Waste Watch: The Dystopian Realities of the UTOPIA Project

Waste Watch dives into some of the most egregious, examples of government waste that politicians are leaving for future generations of American taxpayers to clean up. 

The topic of the First Edition of Digital Liberty’s Waste Watch is the disastrous UTOPIA, or the Utah Telecommunication Open Infrastructure Agency

Photo Credit: Brfootball, CC BY-SA 4.0 https://creativecommons.org/licenses/by-sa/4.0, via Wikimedia Commons

This government-owned network (GON) has left Utah’s citizens with an economic burden of dystopian proportions. Predictably, the project has also fallen short of its projected service goals. This sad, socialistic story underscores the value of the free market and the false promise of GONs, as well as the importance holding the government accountable for treating our tax dollars like an infinite supply of coal to shovel into the engines of economically foolish projects. 

UTOPIA was forged as “a consortium of 16 Utah cities that joined together in 2002 to provide a public fiber network.” Policymakers initially believed that $135 million in bonds and an aggregate pledge of $202 million over twenty years from eleven of the cities would be sufficient to fund the project. Additionally, “planners intended to build UTOPIA in three faces over a 3-4 year period.” 

These projections for UTOPIA were wildly off. By 2007, Utopia was only providing full service to 3 of the 16 cities within the consortium and only offered service to 12% of the projected subscribers. As it progressed, UTOPIA grew increasingly mismanaged, leading the agency to place a hold on the broadband project until they secured an additional $66 million in loans from the Department of Agriculture’s Rural Utility Service, sinking more costs into this bottomless pit. Even though they did eventually provide an initial $21 million in funding in 2007, the RUS refused to release the rest of the loan until UTOPIA “improved its financial condition and developed a new business plan.” Requiring UTOPIA to become financially viable before attaining a new loan caused them to become insolvent. Eventually, ten of the cities backed yet another $185 million bond issue and extended their initial pledge from $202 million over twenty years to $495 million over 33 years in an attempt to save this sinking ship. 

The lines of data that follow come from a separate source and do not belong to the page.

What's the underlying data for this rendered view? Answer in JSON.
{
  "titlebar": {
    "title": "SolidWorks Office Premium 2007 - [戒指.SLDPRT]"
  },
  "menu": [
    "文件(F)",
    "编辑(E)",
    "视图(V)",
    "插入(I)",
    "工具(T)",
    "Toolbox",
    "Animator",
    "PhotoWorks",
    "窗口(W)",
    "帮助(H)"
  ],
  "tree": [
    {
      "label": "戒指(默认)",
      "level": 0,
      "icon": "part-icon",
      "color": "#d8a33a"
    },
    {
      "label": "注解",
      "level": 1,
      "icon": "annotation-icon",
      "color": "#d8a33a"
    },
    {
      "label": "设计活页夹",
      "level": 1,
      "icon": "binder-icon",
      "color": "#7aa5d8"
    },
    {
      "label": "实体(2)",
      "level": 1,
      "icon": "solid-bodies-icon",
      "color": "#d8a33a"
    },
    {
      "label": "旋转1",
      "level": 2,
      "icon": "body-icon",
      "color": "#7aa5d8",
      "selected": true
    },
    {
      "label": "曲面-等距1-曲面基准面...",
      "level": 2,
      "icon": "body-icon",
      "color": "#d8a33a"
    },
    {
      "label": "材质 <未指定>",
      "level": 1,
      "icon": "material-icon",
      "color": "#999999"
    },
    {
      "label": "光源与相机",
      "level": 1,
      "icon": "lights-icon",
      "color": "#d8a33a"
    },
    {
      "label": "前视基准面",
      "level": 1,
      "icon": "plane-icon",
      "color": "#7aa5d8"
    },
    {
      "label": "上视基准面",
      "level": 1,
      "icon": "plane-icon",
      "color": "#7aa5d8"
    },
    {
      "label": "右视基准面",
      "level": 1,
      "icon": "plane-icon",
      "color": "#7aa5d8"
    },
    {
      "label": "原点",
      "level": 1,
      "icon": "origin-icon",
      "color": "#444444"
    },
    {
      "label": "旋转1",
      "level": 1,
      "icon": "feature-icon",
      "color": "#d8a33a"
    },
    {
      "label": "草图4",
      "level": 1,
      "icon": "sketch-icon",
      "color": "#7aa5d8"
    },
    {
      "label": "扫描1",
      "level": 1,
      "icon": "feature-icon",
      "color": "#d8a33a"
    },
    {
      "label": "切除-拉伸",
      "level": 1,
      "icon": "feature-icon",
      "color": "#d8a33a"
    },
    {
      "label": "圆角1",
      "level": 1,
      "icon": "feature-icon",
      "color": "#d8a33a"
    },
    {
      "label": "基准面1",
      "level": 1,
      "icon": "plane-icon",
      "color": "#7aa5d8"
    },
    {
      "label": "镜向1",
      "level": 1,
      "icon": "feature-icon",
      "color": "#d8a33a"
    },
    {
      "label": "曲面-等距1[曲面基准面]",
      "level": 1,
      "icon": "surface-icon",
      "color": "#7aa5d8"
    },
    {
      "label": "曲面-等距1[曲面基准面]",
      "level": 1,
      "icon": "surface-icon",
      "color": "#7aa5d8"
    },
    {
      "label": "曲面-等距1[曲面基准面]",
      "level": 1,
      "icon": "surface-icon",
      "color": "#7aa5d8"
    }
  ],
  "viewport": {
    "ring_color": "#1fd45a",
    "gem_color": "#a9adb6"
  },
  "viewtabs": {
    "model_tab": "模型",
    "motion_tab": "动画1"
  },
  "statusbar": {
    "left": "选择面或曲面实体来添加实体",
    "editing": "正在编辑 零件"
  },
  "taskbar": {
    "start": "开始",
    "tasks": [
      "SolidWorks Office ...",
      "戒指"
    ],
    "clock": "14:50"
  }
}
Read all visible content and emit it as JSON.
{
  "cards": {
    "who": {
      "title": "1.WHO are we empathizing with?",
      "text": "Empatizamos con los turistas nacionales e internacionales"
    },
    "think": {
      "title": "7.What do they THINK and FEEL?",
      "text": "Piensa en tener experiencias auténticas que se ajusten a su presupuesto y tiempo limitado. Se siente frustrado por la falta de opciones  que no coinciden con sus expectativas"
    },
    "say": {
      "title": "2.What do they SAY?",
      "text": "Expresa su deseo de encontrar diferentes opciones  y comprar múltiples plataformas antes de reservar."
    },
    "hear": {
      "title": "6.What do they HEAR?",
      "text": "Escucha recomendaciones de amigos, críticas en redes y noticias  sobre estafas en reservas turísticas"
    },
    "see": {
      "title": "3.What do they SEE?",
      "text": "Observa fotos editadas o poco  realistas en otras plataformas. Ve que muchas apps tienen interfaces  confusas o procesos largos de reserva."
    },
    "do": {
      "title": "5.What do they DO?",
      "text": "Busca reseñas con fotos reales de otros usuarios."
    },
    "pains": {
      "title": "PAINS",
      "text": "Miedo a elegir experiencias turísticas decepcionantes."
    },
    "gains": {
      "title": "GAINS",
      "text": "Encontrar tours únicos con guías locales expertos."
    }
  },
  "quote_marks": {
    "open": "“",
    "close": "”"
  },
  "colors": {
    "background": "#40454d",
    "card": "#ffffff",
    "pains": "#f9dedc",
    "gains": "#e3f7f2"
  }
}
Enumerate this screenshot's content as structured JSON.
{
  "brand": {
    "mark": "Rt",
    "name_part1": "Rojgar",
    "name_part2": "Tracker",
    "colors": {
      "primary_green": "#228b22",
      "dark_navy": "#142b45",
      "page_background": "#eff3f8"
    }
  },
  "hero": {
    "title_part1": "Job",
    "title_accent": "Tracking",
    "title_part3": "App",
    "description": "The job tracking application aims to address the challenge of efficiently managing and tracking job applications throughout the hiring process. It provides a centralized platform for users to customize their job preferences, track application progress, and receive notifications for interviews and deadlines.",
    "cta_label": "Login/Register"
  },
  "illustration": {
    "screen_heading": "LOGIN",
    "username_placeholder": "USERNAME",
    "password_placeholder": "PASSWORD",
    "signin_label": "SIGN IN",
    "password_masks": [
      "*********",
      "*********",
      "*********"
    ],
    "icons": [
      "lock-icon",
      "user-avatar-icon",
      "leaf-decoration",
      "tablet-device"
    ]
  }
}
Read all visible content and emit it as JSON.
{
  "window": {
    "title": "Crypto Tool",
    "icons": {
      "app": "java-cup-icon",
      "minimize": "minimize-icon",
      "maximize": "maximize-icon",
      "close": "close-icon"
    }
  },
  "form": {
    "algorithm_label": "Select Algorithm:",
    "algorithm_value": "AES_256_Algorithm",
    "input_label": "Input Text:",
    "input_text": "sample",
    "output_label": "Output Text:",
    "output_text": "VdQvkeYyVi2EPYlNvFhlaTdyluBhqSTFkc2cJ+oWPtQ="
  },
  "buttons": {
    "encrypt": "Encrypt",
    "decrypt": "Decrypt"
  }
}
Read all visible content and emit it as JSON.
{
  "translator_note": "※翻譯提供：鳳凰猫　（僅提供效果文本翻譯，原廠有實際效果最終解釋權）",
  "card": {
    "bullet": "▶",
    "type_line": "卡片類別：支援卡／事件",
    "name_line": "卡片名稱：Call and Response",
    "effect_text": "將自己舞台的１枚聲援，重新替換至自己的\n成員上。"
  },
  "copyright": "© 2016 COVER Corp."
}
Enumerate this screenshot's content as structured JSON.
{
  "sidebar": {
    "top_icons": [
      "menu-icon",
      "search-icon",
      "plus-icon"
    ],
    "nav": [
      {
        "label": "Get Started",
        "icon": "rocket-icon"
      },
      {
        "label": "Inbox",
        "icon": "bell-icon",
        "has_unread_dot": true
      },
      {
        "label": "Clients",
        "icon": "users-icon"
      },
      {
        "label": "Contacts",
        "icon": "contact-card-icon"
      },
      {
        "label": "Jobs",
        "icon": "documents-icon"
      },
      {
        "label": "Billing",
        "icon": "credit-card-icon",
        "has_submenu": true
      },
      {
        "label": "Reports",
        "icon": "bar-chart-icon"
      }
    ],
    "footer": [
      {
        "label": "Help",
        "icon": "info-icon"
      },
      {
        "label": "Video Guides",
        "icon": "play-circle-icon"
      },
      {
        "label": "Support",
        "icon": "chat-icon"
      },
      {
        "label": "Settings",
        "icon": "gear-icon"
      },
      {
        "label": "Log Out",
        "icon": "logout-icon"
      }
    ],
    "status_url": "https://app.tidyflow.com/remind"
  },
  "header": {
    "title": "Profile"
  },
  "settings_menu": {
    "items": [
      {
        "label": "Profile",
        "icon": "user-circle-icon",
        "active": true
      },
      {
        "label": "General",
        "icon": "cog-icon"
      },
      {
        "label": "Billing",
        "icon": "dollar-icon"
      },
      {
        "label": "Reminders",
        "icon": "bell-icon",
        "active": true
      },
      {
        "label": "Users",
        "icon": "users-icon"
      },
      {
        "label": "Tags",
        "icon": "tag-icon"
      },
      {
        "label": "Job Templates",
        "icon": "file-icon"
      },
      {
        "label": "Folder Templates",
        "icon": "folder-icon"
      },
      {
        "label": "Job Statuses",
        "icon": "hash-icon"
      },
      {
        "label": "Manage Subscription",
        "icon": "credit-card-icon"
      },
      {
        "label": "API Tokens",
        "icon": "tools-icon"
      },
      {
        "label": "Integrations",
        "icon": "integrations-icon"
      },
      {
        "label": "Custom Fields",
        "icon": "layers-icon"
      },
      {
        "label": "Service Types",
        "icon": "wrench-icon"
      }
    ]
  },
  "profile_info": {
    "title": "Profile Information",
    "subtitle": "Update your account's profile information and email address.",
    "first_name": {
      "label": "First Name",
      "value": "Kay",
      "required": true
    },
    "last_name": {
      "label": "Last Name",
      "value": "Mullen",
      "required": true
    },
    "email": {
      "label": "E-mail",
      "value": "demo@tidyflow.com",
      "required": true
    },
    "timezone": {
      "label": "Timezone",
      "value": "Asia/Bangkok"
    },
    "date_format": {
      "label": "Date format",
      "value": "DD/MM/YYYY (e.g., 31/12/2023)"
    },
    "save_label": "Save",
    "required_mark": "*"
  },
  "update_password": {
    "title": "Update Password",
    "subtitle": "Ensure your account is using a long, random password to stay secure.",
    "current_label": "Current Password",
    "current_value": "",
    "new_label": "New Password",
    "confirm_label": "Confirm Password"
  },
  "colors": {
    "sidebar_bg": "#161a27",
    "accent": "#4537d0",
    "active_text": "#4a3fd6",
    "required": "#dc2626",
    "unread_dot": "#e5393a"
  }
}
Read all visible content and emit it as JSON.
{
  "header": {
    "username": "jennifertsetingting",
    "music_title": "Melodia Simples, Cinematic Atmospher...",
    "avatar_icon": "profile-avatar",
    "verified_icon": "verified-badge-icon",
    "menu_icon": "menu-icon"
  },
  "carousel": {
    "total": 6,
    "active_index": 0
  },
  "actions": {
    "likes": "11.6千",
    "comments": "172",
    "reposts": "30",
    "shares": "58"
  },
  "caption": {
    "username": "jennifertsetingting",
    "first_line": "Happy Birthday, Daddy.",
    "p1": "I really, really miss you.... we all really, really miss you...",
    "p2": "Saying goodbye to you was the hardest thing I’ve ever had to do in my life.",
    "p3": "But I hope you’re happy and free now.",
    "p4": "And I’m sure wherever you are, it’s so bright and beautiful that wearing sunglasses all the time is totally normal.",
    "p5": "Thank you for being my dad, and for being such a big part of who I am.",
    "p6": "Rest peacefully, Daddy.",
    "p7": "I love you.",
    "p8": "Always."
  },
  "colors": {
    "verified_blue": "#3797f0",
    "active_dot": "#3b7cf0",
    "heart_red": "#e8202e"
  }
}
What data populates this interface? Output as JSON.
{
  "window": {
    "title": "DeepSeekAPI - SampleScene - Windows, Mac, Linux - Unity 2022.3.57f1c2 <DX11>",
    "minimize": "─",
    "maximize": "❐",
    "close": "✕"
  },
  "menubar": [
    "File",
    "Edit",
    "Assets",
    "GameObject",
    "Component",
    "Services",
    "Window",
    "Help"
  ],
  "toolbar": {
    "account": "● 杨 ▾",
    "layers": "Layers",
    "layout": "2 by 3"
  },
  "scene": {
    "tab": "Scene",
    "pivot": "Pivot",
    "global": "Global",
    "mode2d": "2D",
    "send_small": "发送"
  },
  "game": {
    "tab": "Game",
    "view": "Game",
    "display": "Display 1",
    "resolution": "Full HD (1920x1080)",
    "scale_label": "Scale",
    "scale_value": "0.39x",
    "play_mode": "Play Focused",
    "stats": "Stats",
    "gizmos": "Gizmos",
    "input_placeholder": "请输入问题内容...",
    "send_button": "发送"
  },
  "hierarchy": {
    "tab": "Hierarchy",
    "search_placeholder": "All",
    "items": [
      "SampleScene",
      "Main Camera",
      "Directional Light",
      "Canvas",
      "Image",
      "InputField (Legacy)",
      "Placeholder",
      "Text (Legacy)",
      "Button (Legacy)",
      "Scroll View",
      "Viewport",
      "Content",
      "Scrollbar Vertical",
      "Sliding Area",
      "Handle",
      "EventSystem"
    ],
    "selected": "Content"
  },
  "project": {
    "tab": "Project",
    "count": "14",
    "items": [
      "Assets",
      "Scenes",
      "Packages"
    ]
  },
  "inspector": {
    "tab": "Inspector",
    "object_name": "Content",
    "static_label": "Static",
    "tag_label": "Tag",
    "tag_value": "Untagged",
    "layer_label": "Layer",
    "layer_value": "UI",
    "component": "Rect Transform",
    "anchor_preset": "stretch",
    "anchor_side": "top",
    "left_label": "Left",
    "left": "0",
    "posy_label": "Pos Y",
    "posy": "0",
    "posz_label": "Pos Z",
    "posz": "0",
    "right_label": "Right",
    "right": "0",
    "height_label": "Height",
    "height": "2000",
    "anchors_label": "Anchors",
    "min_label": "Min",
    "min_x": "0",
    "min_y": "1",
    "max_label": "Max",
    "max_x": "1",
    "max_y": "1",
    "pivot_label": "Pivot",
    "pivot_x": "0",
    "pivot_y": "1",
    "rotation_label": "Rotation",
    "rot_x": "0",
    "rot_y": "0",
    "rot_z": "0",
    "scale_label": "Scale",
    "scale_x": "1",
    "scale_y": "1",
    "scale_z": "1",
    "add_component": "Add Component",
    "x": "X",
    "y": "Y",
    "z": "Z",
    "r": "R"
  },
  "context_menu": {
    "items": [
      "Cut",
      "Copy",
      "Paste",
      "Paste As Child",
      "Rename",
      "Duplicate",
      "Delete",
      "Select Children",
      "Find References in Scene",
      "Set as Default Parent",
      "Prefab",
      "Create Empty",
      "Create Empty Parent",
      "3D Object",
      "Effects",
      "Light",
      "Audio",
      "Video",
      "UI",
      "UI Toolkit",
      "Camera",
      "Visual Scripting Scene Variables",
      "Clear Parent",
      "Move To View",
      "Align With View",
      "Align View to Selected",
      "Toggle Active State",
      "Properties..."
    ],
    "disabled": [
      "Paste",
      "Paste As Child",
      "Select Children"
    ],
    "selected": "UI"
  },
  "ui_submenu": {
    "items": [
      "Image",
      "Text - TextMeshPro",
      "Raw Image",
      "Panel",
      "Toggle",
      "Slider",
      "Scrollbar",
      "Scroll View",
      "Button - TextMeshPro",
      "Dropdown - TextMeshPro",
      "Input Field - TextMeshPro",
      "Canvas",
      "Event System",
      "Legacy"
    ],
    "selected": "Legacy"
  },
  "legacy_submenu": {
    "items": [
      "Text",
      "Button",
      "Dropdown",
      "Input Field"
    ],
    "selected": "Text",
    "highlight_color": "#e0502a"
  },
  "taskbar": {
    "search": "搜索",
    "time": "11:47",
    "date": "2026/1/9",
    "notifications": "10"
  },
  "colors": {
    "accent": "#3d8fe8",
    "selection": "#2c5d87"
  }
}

Unfortunately, it only took another two years for UTOPIA to become financially insolvent again. Thankfully for them, but regrettably for American taxpayers, this time it received federal stimulus money from President Obama’s American Recovery and Reinvestment Act of 2009, the stimulus package that fueled one of the slowest economic recoveries in American history. The stimulus package’s focus on bailing out futile ventures like UTOPIA may have been one of the reasons why so few Americans felt its benefits. 

Since then, to the surprise of no one besides government bureaucrats, UTOPIA has not suddenly emerged as a success story. Instead, it continues to accumulate a Rocky Mountain’s worth of sunk costs. From 2010, the year that UTOPIA received federal bailout money, to 2022, UTOPIA’s total debt has increased from $192 million to $357 million – an 87% increase that is only growing. Despite this increase, UTOPIA had the audacity to tell taxpayers that the project has posed “no cost to taxpayers since 2009” when in fiscal year 2021, 11 Utah cities paid more than $15 million. This lie was so egregious that the Utah state auditor demanded that UTOPIA “discard or destroy…materials with misleading statements [and to] ensure future communications more accurately reflect the dependance on taxpayer support.” Rather than thank Utah’s citizens for bailing them out on multiple occasions, they decided to gaslight them and pretend that they had not underwritten the whole project from the start.  

Despite flatly lying to the citizens of the cities that they serve and requiring multiple bailouts, UTOPIA does not receive sufficient scrutiny into their internal practices. They measure fraud risk through a self-reported test, instead of using an objective third-party auditor. Given their history of deception and bad financial judgment, this self-review policy seems likely to overlook other red flags in UTOPIA’s current practices. 

UTOPIA is just one of the many examples of failed governmental projects. It is a case study into the reasons why policymakers should refrain from pursuing municipal broadband projects that require constant taxpayer checks to keep them afloat.